В те дни Варшавская тюрьма жила странной жизнью. В камерах — нездоровый юмор, неестественная приподнятость и веселость. Иногда сутки напролет тюрьма пела и танцевала. Из камеры в камеру шла "стуканная почта" членов разгромленных революционных организаций. Стучали о назначенной казни, о раскрытом провокаторе, и каждодневно заключенные убивали время, играя в странную тюремную игру — "дупака".

Игра несложна. Один в коленях другого прятал голову, а стоящие кругом ударяли его по заду до тех пор, пока зажатый не угадывал, кто ударил. Тогда ложился угаданный, и снова в камере раздавались удары.

Товарищи Дзержинского рассказывают, что тридцатилетний, худой, с ввалившимися щеками и стеклянными безучастными глазами, уже сильно больной туберкулезом будущий вождь ВЧК играл в дупака с присущей ему азартностью и запальчивостью. Особенно, если зажатый был, например, эс-эр. Заключенные, смеясь, даже предполагали, что столь своеобразным способом Дзержинский сводил с противником политические счеты.

Так шла жизнь тюрьмы. А когда Дзержинского поместили в одиночку Х-го павильона, он на клочках папиросной бумаги стал писать дневник, раскрывая в нем "тайнейшие уголки души", изливая свою «грустную» душу и пересылая его на волю.
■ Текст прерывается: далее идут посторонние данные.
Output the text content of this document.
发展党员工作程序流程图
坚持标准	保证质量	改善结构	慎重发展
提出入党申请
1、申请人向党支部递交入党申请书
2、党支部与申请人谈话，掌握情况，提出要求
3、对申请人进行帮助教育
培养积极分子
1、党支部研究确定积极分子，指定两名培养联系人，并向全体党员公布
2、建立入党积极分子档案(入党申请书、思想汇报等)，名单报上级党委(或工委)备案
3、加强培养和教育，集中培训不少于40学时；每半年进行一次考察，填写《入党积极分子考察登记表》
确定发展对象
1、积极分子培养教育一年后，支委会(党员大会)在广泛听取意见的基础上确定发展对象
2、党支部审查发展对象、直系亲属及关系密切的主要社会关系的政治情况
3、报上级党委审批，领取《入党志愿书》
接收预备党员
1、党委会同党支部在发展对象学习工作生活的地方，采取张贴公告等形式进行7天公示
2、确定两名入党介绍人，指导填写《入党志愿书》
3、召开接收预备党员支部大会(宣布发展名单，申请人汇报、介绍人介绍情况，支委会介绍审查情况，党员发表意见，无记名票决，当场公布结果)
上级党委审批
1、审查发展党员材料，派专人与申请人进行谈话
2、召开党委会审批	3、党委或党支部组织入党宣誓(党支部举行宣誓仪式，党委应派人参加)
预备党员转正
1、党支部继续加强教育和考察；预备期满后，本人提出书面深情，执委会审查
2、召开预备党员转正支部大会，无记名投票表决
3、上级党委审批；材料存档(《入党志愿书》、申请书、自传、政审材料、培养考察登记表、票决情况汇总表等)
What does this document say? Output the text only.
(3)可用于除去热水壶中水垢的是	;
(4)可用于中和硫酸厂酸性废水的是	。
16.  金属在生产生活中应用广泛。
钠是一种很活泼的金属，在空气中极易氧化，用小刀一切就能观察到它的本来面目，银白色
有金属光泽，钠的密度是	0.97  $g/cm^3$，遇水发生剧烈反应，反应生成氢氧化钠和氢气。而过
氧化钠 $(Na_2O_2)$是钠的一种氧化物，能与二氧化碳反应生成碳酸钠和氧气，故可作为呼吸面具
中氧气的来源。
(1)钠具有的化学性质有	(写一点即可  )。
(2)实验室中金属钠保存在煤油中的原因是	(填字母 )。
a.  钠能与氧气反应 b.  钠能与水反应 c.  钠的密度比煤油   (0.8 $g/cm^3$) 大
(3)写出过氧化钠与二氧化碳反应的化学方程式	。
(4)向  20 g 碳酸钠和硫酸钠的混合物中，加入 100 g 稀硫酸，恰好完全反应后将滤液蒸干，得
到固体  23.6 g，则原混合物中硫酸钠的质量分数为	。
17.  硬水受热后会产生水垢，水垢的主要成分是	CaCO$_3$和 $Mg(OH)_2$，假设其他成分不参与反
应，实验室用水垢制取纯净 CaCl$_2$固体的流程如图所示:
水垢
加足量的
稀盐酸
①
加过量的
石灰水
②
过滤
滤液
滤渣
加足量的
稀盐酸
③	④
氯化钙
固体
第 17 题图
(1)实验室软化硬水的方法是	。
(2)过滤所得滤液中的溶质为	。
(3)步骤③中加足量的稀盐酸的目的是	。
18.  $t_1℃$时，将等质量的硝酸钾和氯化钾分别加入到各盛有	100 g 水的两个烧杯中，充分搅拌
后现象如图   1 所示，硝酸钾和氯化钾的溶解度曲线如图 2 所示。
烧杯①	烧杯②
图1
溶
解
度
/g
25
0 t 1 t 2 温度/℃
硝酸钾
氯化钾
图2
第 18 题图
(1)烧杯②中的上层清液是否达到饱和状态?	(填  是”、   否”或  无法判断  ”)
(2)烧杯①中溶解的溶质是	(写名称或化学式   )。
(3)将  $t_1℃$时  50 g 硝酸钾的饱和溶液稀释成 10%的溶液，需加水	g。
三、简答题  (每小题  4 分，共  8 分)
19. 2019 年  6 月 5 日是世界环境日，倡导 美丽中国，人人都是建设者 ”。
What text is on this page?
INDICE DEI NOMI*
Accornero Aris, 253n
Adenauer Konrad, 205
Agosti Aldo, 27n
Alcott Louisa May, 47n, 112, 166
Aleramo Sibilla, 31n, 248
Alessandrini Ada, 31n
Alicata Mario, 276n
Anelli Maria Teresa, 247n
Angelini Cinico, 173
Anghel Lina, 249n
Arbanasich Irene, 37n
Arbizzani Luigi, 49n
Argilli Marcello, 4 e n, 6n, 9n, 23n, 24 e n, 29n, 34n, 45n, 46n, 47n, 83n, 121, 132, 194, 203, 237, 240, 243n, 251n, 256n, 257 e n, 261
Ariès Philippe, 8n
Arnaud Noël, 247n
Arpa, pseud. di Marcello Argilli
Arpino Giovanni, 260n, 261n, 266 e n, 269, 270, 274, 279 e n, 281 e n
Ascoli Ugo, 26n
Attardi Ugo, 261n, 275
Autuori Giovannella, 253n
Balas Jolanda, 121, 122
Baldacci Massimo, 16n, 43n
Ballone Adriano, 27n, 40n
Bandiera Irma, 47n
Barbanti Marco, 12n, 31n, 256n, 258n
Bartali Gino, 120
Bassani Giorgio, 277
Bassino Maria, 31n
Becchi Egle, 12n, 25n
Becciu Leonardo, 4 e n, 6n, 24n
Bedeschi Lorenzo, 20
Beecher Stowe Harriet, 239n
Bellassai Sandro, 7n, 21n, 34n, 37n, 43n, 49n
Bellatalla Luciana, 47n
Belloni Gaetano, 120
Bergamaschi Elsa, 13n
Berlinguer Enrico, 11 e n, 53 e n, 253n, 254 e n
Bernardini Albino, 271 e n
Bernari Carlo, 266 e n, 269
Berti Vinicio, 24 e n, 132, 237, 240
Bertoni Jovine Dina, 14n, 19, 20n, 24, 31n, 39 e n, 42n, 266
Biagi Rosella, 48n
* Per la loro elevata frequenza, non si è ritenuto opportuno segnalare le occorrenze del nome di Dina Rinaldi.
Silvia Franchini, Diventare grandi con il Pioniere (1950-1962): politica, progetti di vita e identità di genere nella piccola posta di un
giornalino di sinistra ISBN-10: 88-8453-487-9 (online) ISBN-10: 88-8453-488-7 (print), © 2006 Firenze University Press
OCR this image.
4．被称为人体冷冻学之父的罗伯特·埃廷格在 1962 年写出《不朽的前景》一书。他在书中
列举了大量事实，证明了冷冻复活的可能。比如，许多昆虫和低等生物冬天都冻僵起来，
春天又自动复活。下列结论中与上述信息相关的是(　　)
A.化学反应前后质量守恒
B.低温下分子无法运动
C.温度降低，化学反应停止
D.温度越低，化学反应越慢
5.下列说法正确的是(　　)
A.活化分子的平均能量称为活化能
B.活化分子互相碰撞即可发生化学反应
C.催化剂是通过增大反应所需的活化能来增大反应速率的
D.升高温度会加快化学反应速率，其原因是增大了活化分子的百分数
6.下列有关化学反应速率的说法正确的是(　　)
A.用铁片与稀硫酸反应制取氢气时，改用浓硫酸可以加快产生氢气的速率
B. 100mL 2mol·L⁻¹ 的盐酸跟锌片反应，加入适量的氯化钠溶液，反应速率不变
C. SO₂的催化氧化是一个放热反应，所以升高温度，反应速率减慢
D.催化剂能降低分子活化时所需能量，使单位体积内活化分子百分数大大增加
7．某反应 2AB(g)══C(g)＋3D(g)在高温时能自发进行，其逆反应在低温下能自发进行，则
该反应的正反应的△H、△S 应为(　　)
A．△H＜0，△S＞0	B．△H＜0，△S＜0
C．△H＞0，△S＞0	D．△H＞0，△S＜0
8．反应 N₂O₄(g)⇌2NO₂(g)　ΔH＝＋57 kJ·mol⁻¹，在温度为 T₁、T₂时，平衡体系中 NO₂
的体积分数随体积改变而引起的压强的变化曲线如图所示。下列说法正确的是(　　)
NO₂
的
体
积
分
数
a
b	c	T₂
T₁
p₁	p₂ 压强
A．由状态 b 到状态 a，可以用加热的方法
"На дне моей души тишина и какое-то непонятное спокойствие, не гармонирующее ни с этими стенами, ни с тем, что осталось вне этих стен", — писал 30-го апреля Дзержинский, — "я чувствую порой такой гигантский источник энергии, что, кажется, выдержу все и вернусь. А если не вернусь, то, может быть, мой дневник попадет в руки моих друзей, и они будут иметь меня, частицу меня, и уверенность в том, что я был спокоен и что призывал их в минуты тишины и скорби и радостных мыслей, и что мне было хорошо, как только может быть хорошо одному, в тишине с мыслями о весне, о природе, а тишина временами такая, что увидеть можно свои мысли и дружескую улыбку… Каждый день заковывают в кандалы все, больше и больше людей. Холодноe бездушное железо, соединенное с живым человеческим телом, железо, вечно жаждущее тепла, никогда не насыщенное и всегда напоминающее неволю. Когда выходят на прогулку, вся тюремная тишина наполняется одним этим лязгом, проникающим во все фибры души и властно заполняющим все существование. Они ходят со взором, устремленным в небо, на зеленеющие деревья, не замечая красоты, не слыша гимна жизни, не чувствуя лучей солнца. Заковывают их, ибо хотят отнять у них всe, оставив только этот похоронный звон… Если б звезда социализма, звезда будущего, не светила человечеству, не стоило бы жить.."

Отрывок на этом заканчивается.